Yeats’s Poetry

by: William Butler Yeats

“The Second Coming”

The end of an age, which always receives the revelation of the character of the next age, is represented by the coming of one gyre to its place of greatest expansion and of the other to its place of greatest contraction... The revelation [that] approaches will... take its character from the contrary movement of the interior gyre...

In other words, the world’s trajectory along the gyre of science, democracy, and heterogeneity is now coming apart, like the frantically widening flight-path of the falcon that has lost contact with the falconer; the next age will take its character not from the gyre of science, democracy, and speed, but from the contrary inner gyre—which, presumably, opposes mysticism, primal power, and slowness to the science and democracy of the outer gyre. The “rough beast” slouching toward Bethlehem is the symbol of this new age; the speaker’s vision of the rising sphinx is his vision of the character of the new world.

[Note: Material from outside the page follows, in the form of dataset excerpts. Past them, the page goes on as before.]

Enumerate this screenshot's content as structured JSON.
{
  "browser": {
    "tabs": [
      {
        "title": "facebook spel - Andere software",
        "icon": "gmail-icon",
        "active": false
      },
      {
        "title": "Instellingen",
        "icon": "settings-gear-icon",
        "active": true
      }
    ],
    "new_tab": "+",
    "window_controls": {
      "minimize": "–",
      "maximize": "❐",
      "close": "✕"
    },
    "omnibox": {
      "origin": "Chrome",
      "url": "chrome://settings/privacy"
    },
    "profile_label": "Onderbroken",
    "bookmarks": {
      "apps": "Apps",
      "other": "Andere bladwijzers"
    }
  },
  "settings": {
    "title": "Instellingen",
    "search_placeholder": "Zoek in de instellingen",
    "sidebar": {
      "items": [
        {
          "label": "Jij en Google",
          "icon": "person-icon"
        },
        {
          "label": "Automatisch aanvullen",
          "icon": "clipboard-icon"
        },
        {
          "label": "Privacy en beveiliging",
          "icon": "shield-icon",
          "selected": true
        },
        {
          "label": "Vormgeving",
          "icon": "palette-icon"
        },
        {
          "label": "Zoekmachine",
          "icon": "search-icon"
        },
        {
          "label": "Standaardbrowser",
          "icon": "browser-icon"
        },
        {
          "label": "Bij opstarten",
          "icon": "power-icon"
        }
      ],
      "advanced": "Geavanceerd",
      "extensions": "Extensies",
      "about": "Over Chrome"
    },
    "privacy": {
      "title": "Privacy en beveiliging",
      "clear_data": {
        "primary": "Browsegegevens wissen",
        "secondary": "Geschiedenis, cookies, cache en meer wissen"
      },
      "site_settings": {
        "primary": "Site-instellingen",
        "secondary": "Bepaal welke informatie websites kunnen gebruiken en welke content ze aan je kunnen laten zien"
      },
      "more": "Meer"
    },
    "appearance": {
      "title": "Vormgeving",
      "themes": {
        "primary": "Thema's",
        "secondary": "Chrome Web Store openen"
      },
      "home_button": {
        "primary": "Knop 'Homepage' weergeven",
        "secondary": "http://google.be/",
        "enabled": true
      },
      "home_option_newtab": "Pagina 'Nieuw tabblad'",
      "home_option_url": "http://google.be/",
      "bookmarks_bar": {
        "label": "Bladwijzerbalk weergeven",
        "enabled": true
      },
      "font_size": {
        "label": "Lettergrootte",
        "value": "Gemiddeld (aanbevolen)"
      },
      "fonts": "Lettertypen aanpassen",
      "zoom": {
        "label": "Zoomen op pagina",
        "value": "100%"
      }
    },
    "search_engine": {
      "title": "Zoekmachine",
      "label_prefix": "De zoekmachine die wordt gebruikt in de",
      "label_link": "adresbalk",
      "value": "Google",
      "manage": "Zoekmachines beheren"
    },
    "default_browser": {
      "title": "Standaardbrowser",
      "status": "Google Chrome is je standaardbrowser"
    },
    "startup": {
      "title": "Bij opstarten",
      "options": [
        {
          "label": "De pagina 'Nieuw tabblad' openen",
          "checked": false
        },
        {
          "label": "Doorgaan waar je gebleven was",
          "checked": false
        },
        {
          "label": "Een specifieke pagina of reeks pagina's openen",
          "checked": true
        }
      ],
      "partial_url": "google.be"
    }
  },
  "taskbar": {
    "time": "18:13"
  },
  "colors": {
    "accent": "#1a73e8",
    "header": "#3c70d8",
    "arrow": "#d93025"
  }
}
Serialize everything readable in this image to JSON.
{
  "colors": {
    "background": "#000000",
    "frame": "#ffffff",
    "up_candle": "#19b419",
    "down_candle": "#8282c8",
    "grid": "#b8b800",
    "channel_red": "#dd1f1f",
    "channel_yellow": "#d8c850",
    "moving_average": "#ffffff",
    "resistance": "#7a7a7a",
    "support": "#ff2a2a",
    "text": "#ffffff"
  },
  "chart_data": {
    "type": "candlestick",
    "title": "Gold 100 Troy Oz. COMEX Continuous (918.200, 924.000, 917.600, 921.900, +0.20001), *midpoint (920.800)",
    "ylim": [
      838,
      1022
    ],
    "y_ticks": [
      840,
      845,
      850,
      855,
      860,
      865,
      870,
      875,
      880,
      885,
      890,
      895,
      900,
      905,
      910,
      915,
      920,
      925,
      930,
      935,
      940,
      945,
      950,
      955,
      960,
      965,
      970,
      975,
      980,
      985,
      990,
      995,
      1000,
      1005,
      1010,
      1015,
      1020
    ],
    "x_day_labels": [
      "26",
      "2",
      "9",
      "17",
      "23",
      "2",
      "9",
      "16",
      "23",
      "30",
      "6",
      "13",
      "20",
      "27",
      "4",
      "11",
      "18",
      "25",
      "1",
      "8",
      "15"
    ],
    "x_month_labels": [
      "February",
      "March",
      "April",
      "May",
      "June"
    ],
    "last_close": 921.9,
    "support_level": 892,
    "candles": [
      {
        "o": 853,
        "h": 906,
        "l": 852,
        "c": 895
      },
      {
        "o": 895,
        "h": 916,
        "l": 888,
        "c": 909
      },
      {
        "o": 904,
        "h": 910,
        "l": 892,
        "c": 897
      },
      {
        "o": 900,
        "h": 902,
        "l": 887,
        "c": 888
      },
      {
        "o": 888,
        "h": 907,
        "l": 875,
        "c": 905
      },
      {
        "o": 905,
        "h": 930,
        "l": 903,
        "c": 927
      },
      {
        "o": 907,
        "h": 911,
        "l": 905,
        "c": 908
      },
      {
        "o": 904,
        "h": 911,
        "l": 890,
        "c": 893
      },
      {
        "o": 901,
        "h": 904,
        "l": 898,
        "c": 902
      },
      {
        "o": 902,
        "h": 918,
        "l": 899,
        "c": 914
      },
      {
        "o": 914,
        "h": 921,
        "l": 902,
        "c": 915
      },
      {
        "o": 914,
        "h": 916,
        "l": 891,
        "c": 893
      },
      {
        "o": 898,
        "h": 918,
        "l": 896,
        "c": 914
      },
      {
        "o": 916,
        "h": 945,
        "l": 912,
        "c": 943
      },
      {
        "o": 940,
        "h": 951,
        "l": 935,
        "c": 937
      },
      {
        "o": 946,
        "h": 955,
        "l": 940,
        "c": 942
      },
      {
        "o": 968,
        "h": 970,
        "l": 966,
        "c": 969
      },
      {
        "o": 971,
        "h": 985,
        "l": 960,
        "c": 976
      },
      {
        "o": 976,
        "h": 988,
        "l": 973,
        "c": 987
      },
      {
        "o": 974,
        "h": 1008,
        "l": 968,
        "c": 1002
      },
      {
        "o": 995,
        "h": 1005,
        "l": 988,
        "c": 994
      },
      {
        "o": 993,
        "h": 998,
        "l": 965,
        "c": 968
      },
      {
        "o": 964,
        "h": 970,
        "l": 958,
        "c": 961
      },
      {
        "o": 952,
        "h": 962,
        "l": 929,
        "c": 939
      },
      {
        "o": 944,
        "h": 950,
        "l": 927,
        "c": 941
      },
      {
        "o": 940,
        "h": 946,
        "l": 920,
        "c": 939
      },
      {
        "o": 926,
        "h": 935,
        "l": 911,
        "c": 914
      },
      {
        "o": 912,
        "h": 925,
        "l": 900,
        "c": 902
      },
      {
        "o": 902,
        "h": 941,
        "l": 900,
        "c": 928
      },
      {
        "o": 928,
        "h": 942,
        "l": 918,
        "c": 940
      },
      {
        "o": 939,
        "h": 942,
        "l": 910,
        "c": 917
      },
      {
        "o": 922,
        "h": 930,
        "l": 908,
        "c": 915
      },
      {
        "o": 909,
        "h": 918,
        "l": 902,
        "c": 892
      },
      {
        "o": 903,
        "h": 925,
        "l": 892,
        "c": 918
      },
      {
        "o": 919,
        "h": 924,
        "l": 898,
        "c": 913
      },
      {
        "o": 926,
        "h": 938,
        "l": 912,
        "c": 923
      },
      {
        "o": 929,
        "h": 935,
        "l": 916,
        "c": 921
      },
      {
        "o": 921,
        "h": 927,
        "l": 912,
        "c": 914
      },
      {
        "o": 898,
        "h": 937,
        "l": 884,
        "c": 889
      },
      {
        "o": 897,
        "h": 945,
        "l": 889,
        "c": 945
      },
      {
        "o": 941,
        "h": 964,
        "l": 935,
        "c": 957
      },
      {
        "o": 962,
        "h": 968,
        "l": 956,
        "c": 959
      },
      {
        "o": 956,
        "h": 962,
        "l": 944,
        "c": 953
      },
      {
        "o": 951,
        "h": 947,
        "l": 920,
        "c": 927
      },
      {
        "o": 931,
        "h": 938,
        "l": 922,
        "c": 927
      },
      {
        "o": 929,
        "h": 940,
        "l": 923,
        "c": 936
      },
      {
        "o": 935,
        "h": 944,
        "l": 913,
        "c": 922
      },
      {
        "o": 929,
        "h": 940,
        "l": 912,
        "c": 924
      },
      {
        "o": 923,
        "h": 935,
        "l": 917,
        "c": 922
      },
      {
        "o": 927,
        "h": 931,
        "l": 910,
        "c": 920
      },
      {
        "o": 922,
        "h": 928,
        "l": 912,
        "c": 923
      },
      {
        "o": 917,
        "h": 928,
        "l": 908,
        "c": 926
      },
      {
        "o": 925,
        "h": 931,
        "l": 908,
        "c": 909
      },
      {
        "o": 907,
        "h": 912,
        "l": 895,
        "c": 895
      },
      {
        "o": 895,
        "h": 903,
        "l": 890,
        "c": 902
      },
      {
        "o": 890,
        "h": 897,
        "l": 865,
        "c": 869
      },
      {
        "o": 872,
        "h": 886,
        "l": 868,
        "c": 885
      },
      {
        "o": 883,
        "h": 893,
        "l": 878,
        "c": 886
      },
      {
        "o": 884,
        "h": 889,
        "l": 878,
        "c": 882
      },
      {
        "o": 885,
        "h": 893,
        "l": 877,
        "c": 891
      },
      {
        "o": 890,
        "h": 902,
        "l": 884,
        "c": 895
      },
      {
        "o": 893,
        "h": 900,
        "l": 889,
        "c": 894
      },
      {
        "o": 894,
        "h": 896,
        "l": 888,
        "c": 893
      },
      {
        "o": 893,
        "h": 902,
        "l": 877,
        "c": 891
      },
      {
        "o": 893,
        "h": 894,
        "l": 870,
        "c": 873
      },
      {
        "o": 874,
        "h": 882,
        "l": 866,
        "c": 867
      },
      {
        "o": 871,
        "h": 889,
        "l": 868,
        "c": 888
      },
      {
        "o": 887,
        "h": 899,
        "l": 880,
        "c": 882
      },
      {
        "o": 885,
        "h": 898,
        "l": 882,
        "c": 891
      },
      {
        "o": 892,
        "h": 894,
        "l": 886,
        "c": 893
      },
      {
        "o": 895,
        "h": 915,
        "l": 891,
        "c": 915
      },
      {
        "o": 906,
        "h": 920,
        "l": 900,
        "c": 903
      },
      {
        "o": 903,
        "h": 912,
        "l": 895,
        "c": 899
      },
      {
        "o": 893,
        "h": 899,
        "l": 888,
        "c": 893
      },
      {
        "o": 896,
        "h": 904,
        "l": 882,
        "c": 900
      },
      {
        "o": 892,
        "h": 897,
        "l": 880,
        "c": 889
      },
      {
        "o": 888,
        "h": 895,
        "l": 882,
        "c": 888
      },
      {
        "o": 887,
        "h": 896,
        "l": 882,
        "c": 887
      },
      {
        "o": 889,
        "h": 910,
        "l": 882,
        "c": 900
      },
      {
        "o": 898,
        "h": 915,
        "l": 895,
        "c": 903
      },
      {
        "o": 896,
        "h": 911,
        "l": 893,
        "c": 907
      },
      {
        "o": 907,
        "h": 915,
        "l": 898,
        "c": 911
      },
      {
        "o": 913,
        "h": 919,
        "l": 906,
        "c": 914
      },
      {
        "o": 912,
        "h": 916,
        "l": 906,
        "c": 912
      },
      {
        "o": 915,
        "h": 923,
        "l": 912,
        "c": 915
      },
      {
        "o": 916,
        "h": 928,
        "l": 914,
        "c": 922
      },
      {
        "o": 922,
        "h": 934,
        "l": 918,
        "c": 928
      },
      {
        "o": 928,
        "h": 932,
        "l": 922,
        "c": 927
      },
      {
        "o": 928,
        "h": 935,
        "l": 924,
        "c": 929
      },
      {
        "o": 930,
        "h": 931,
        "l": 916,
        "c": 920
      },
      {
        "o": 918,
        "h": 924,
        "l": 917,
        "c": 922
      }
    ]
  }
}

This seems quite silly as philosophy or prophecy (particularly in light of the fact that it has not come true as yet). But as poetry, and understood more broadly than as a simple reiteration of the mystic theory of A Vision, “The Second Coming” is a magnificent statement about the contrary forces at work in history, and about the conflict between the modern world and the ancient world. The poem may not have the thematic relevance of Yeats’s best work, and may not be a poem with which many people can personally identify; but the aesthetic experience of its passionate language is powerful enough to ensure its value and its importance in Yeats’s work as a whole.